Sans porter un regard totalement naïf sur la réalité du racisme de nos jours, on pensait quand même que les mentalités avaient un peu évolué depuis l’époque de l’esclavage, du colonialisme et de la ségrégation. Et que – hors des défouloirs que sont les réseaux sociaux – certaines choses n’étaient plus possibles au XXIe siècle sous nos latitudes. Comme, par exemple, traiter publiquement les personnes d’origine africaine de singes. Eh bien si, c’est possible! Qui plus est dans des médias grand public. La récente élection de Bally Bagayoko à la mairie de Saint-Denis, lors des municipales françaises, a donné lieu à des commentaires abjects à l’antenne. Ainsi, cet élu de La France insoumise (LFI), d'origine malienne, a été comparé à un Homo sapiens, à un grand singe et à un chef de tribu... Des propos d’une violence inouïe, tenus, entre autres, par l’ex-philosophe de gauche devenu polémiste réactionnaire, Michel Onfray. On se pince!

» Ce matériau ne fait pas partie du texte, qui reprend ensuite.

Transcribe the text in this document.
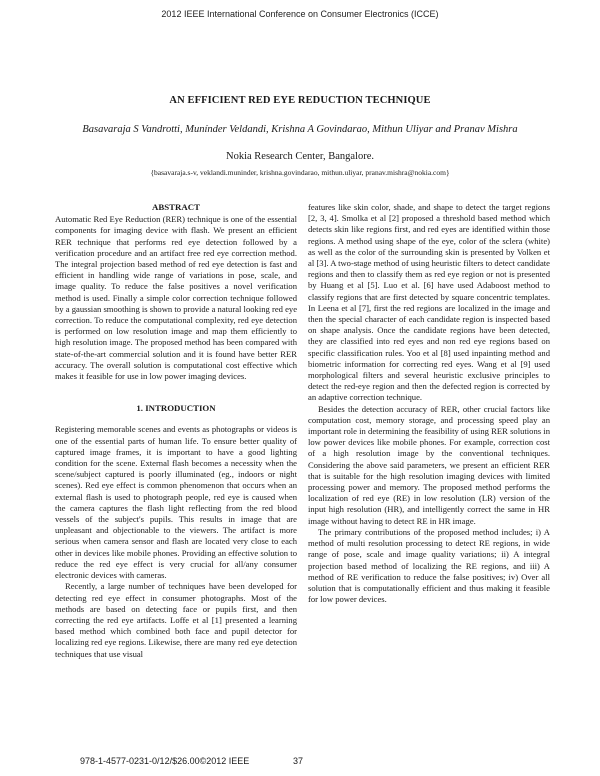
2012 IEEE International Conference on Consumer Electronics (ICCE)
AN EFFICIENT RED EYE REDUCTION TECHNIQUE
Basavaraja S Vandrotti, Munínder Veldandi, Krishna A Govindarao, Mithun Uliyar and Pranav Mishra
Nokia Research Center, Bangalore.
{basavaraja.s-v, veklandi.muninder, krishna.govindarao, mithun.uliyar, pranav.mishra@nokia.com}
ABSTRACT

Automatic Red Eye Reduction (RER) technique is one of the essential components for imaging device with flash. We present an efficient RER technique that performs red eye detection followed by a verification procedure and an artifact free red eye correction method. The integral projection based method of red eye detection is fast and efficient in handling wide range of variations in pose, scale, and image quality. To reduce the false positives a novel verification method is used. Finally a simple color correction technique followed by a gaussian smoothing is shown to provide a natural looking red eye correction. To reduce the computational complexity, red eye detection is performed on low resolution image and map them efficiently to high resolution image. The proposed method has been compared with state-of-the-art commercial solution and it is found have better RER accuracy. The overall solution is computational cost effective which makes it feasible for use in low power imaging devices.

1. INTRODUCTION

Registering memorable scenes and events as photographs or videos is one of the essential parts of human life. To ensure better quality of captured image frames, it is important to have a good lighting condition for the scene. External flash becomes a necessity when the scene/subject captured is poorly illuminated (eg., indoors or night scenes). Red eye effect is common phenomenon that occurs when an external flash is used to photograph people, red eye is caused when the camera captures the flash light reflecting from the red blood vessels of the subject's pupils. This results in image that are unpleasant and objectionable to the viewers. The artifact is more serious when camera sensor and flash are located very close to each other in devices like mobile phones. Providing an effective solution to reduce the red eye effect is very crucial for all/any consumer electronic devices with cameras.

Recently, a large number of techniques have been developed for detecting red eye effect in consumer photographs. Most of the methods are based on detecting face or pupils first, and then correcting the red eye artifacts. Loffe et al [1] presented a learning based method which combined both face and pupil detector for localizing red eye regions. Likewise, there are many red eye detection techniques that use visual

features like skin color, shade, and shape to detect the target regions [2, 3, 4]. Smolka et al [2] proposed a threshold based method which detects skin like regions first, and red eyes are identified within those regions. A method using shape of the eye, color of the sclera (white) as well as the color of the surrounding skin is presented by Volken et al [3]. A two-stage method of using heuristic filters to detect candidate regions and then to classify them as red eye region or not is presented by Huang et al [5]. Luo et al. [6] have used Adaboost method to classify regions that are first detected by square concentric templates. In Leena et al [7], first the red regions are localized in the image and then the special character of each candidate region is inspected based on shape analysis. Once the candidate regions have been detected, they are classified into red eyes and non red eye regions based on specific classification rules. Yoo et al [8] used inpainting method and biometric information for correcting red eyes. Wang et al [9] used morphological filters and several heuristic exclusive principles to detect the red-eye region and then the defected region is corrected by an adaptive correction technique.

Besides the detection accuracy of RER, other crucial factors like computation cost, memory storage, and processing speed play an important role in determining the feasibility of using RER solutions in low power devices like mobile phones. For example, correction cost of a high resolution image by the conventional techniques. Considering the above said parameters, we present an efficient RER that is suitable for the high resolution imaging devices with limited processing power and memory. The proposed method performs the localization of red eye (RE) in low resolution (LR) version of the input high resolution (HR), and intelligently correct the same in HR image without having to detect RE in HR image.

The primary contributions of the proposed method includes; i) A method of multi resolution processing to detect RE regions, in wide range of pose, scale and image quality variations; ii) A integral projection based method of localizing the RE regions, and iii) A method of RE verification to reduce the false positives; iv) Over all solution that is computationally efficient and thus making it feasible for low power devices.

978-1-4577-0231-0/12/$26.00©2012 IEEE	37
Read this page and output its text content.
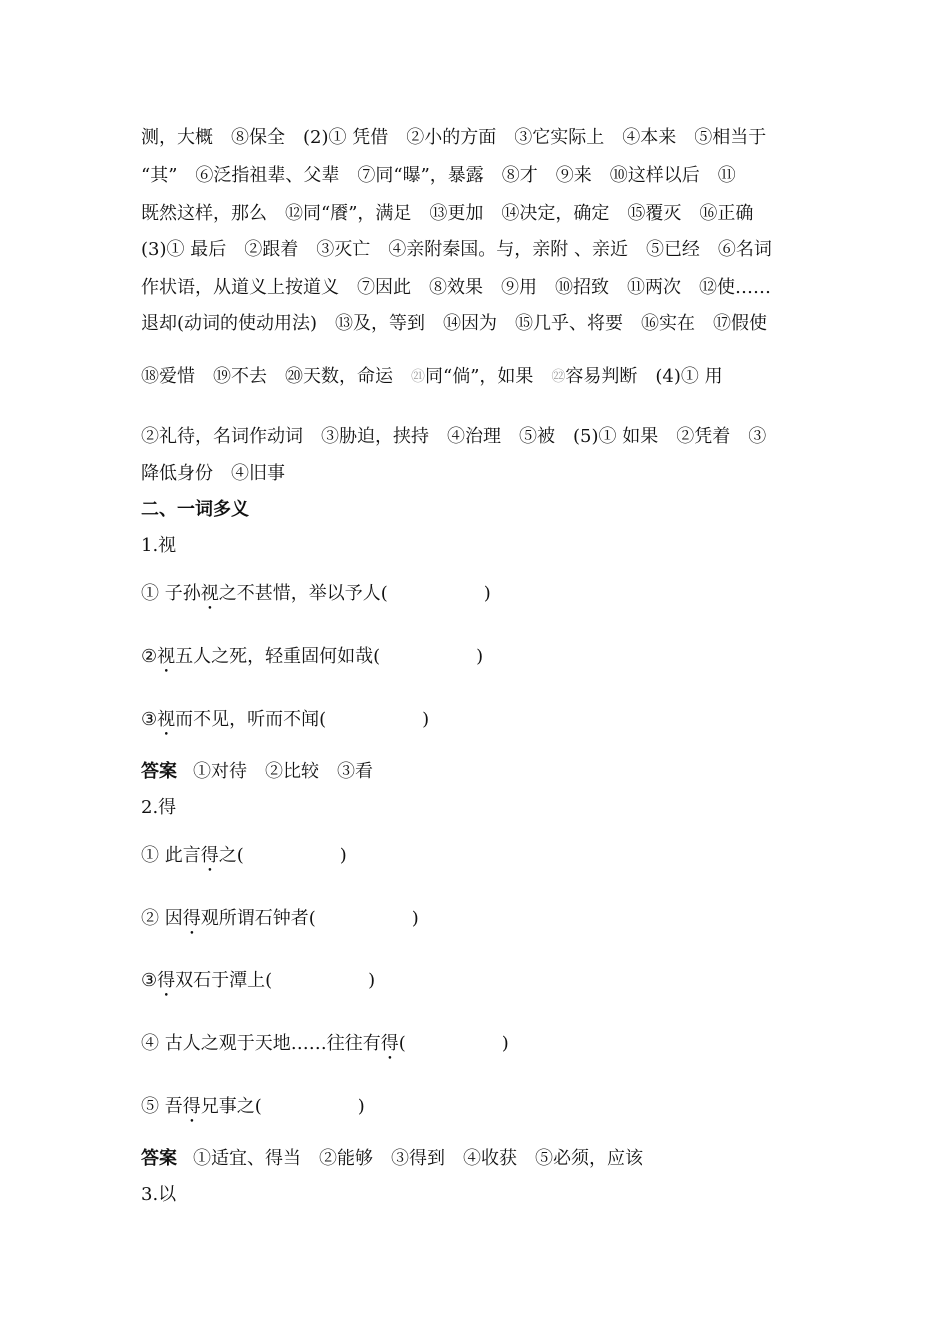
测，大概　⑧保全　(2)① 凭借　②小的方面　③它实际上　④本来　⑤相当于
“其”　⑥泛指祖辈、父辈　⑦同“曝”，暴露　⑧才　⑨来　⑩这样以后　⑪
既然这样，那么　⑫同“餍”，满足　⑬更加　⑭决定，确定　⑮覆灭　⑯正确
(3)① 最后　②跟着　③灭亡　④亲附秦国。与，亲附 、亲近　⑤已经　⑥名词
作状语，从道义上按道义　⑦因此　⑧效果　⑨用　⑩招致　⑪两次　⑫使……
退却(动词的使动用法)　⑬及，等到　⑭因为　⑮几乎、将要　⑯实在　⑰假使
⑱爱惜　⑲不去　⑳天数，命运　 ㉑ 同“倘”，如果　 ㉒ 容易判断　(4)① 用
②礼待，名词作动词　③胁迫，挟持　④治理　⑤被　(5)① 如果　②凭着　③
降低身份　④旧事
二、一词多义
1.视
① 子孙 视 之不甚惜，举以予人(	)
② 视 五人之死，轻重固何如哉(	)
③ 视 而不见，听而不闻(	)
答案 ①对待　②比较　③看
2.得
① 此言 得 之(	)
② 因 得 观所谓石钟者(	)
③ 得 双石于潭上(	)
④ 古人之观于天地……往往有 得 (	)
⑤ 吾 得 兄事之(	)
答案 ①适宜、得当　②能够　③得到　④收获　⑤必须，应该
3.以
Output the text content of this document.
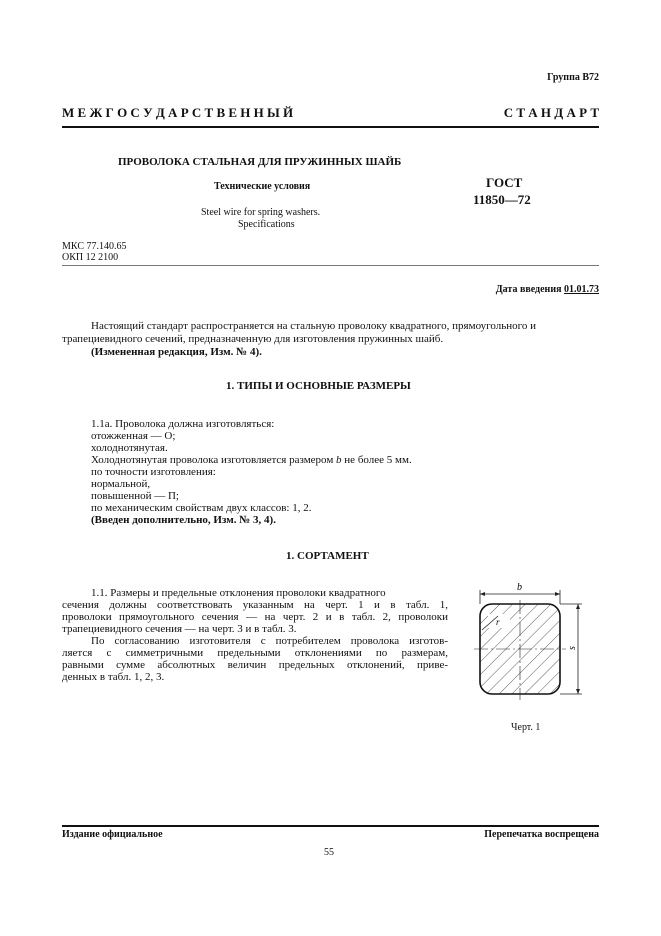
Группа В72
М Е Ж Г О С У Д А Р С Т В Е Н Н Ы Й	С Т А Н Д А Р Т
ПРОВОЛОКА СТАЛЬНАЯ ДЛЯ ПРУЖИННЫХ ШАЙБ
Технические условия
Steel wire for spring washers.
Specifications
ГОСТ
11850—72
МКС 77.140.65
ОКП 12 2100
Дата введения 01.01.73
Настоящий стандарт распространяется на стальную проволоку квадратного, прямоугольного и
трапециевидного сечений, предназначенную для изготовления пружинных шайб.
(Измененная редакция, Изм. № 4).
1. ТИПЫ И ОСНОВНЫЕ РАЗМЕРЫ
1.1а. Проволока должна изготовляться:
отожженная — О;
холоднотянутая.
Холоднотянутая проволока изготовляется размером b не более 5 мм.
по точности изготовления:
нормальной,
повышенной — П;
по механическим свойствам двух классов: 1, 2.
(Введен дополнительно, Изм. № 3, 4).
1. СОРТАМЕНТ
1.1. Размеры и предельные отклонения проволоки квадратного
сечения должны соответствовать указанным на черт. 1 и в табл. 1,
проволоки прямоугольного сечения — на черт. 2 и в табл. 2, проволоки
трапециевидного сечения — на черт. 3 и в табл. 3.
По согласованию изготовителя с потребителем проволока изготов-
ляется с симметричными предельными отклонениями по размерам,
равными сумме абсолютных величин предельных отклонений, приве-
денных в табл. 1, 2, 3.
b
r
s
Черт. 1
Издание официальное	Перепечатка воспрещена
55
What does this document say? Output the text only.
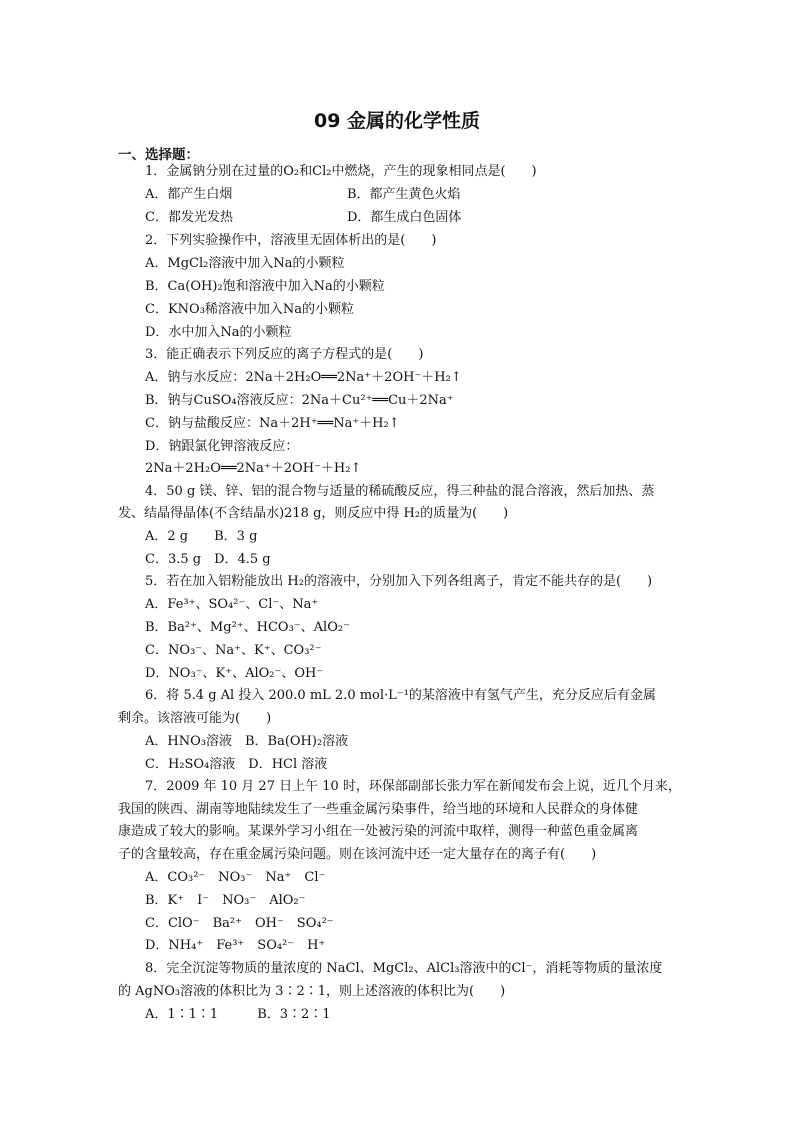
09 金属的化学性质
一、选择题：
1．金属钠分别在过量的O₂和Cl₂中燃烧，产生的现象相同点是(　　)
A．都产生白烟	B．都产生黄色火焰
C．都发光发热	D．都生成白色固体
2．下列实验操作中，溶液里无固体析出的是(　　)
A．MgCl₂溶液中加入Na的小颗粒
B．Ca(OH)₂饱和溶液中加入Na的小颗粒
C．KNO₃稀溶液中加入Na的小颗粒
D．水中加入Na的小颗粒
3．能正确表示下列反应的离子方程式的是(　　)
A．钠与水反应：2Na＋2H₂O══2Na⁺＋2OH⁻＋H₂↑
B．钠与CuSO₄溶液反应：2Na＋Cu²⁺══Cu＋2Na⁺
C．钠与盐酸反应：Na＋2H⁺══Na⁺＋H₂↑
D．钠跟氯化钾溶液反应：
2Na＋2H₂O══2Na⁺＋2OH⁻＋H₂↑
4．50 g 镁、锌、铝的混合物与适量的稀硫酸反应，得三种盐的混合溶液，然后加热、蒸
发、结晶得晶体(不含结晶水)218 g，则反应中得 H₂的质量为(　　)
A．2 g　　B．3 g
C．3.5 g　D．4.5 g
5．若在加入铝粉能放出 H₂的溶液中，分别加入下列各组离子，肯定不能共存的是(　　)
A．Fe³⁺、SO₄²⁻、Cl⁻、Na⁺
B．Ba²⁺、Mg²⁺、HCO₃⁻、AlO₂⁻
C．NO₃⁻、Na⁺、K⁺、CO₃²⁻
D．NO₃⁻、K⁺、AlO₂⁻、OH⁻
6．将 5.4 g Al 投入 200.0 mL 2.0 mol·L⁻¹的某溶液中有氢气产生，充分反应后有金属
剩余。该溶液可能为(　　)
A．HNO₃溶液　B．Ba(OH)₂溶液
C．H₂SO₄溶液　D．HCl 溶液
7．2009 年 10 月 27 日上午 10 时，环保部副部长张力军在新闻发布会上说，近几个月来，
我国的陕西、湖南等地陆续发生了一些重金属污染事件，给当地的环境和人民群众的身体健
康造成了较大的影响。某课外学习小组在一处被污染的河流中取样，测得一种蓝色重金属离
子的含量较高，存在重金属污染问题。则在该河流中还一定大量存在的离子有(　　)
A．CO₃²⁻　NO₃⁻　Na⁺　Cl⁻
B．K⁺　I⁻　NO₃⁻　AlO₂⁻
C．ClO⁻　Ba²⁺　OH⁻　SO₄²⁻
D．NH₄⁺　Fe³⁺　SO₄²⁻　H⁺
8．完全沉淀等物质的量浓度的 NaCl、MgCl₂、AlCl₃溶液中的Cl⁻，消耗等物质的量浓度
的 AgNO₃溶液的体积比为 3∶2∶1，则上述溶液的体积比为(　　)
A．1∶1∶1　　　B．3∶2∶1
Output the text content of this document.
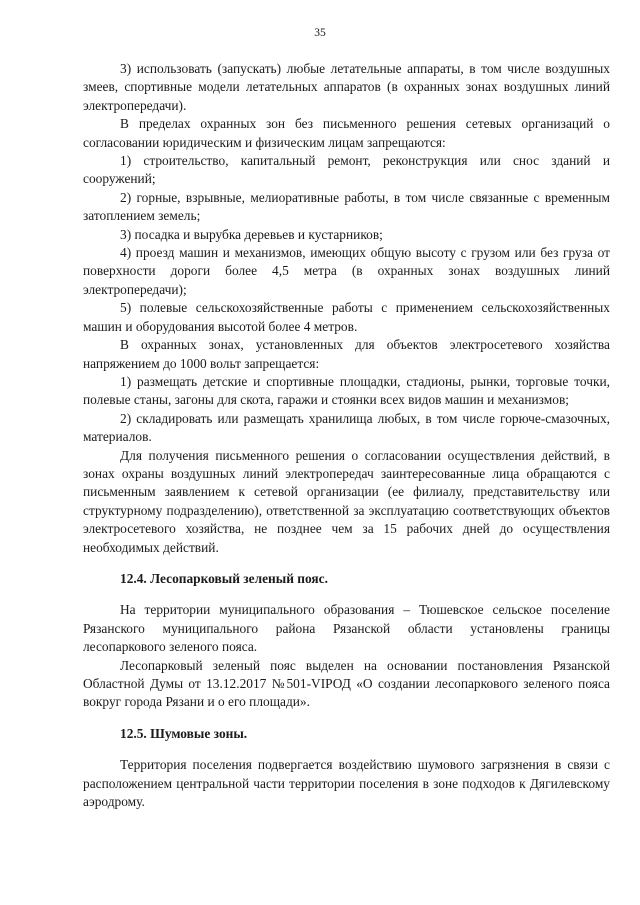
35

3) использовать (запускать) любые летательные аппараты, в том числе воздушных змеев, спортивные модели летательных аппаратов (в охранных зонах воздушных линий электропередачи).

В пределах охранных зон без письменного решения сетевых организаций о согласовании юридическим и физическим лицам запрещаются:

1) строительство, капитальный ремонт, реконструкция или снос зданий и сооружений;

2) горные, взрывные, мелиоративные работы, в том числе связанные с временным затоплением земель;

3) посадка и вырубка деревьев и кустарников;

4) проезд машин и механизмов, имеющих общую высоту с грузом или без груза от поверхности дороги более 4,5 метра (в охранных зонах воздушных линий электропередачи);

5) полевые сельскохозяйственные работы с применением сельскохозяйственных машин и оборудования высотой более 4 метров.

В охранных зонах, установленных для объектов электросетевого хозяйства напряжением до 1000 вольт запрещается:

1) размещать детские и спортивные площадки, стадионы, рынки, торговые точки, полевые станы, загоны для скота, гаражи и стоянки всех видов машин и механизмов;

2) складировать или размещать хранилища любых, в том числе горюче-смазочных, материалов.

Для получения письменного решения о согласовании осуществления действий, в зонах охраны воздушных линий электропередач заинтересованные лица обращаются с письменным заявлением к сетевой организации (ее филиалу, представительству или структурному подразделению), ответственной за эксплуатацию соответствующих объектов электросетевого хозяйства, не позднее чем за 15 рабочих дней до осуществления необходимых действий.

12.4. Лесопарковый зеленый пояс.

На территории муниципального образования – Тюшевское сельское поселение Рязанского муниципального района Рязанской области установлены границы лесопаркового зеленого пояса.

Лесопарковый зеленый пояс выделен на основании постановления Рязанской Областной Думы от 13.12.2017 №501-VIРОД «О создании лесопаркового зеленого пояса вокруг города Рязани и о его площади».

12.5. Шумовые зоны.

Территория поселения подвергается воздействию шумового загрязнения в связи с расположением центральной части территории поселения в зоне подходов к Дягилевскому аэродрому.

Cela rappelle la vidéo partagée début février par Donald Trump sur son réseau Truth Social, où un montage représentait Barack et Michelle Obama en singes. Avec le glissement vers le fascisme auquel on assiste dans tous les coins de la planète, ce genre d’opinions nauséabondes s’expriment de façon de plus en plus décomplexée. Quand les idéologies extrêmes montent en puissance et que des dirigeants du plus haut niveau usent eux-mêmes d'une rhétorique outrancière, cela incite les gens à se lâcher. La Suisse n'est d’ailleurs pas en reste, au contraire. Souvenez-vous de la fameuse affiche de l’UDC avec le mouton noir que des moutons blancs chassaient à coups de sabots. La discrimination raciale a aussi tendance à gagner du terrain dans notre pays. Le dernier rapport du réseau de centres de conseil pour les victimes de racisme fait état d’une hausse de près de 40% des incidents signalés entre 2023 et 2024. Le plus inquiétant, c’est que ceux-ci se produisent en premier lieu dans le domaine de l’éducation, notamment à l’école obligatoire.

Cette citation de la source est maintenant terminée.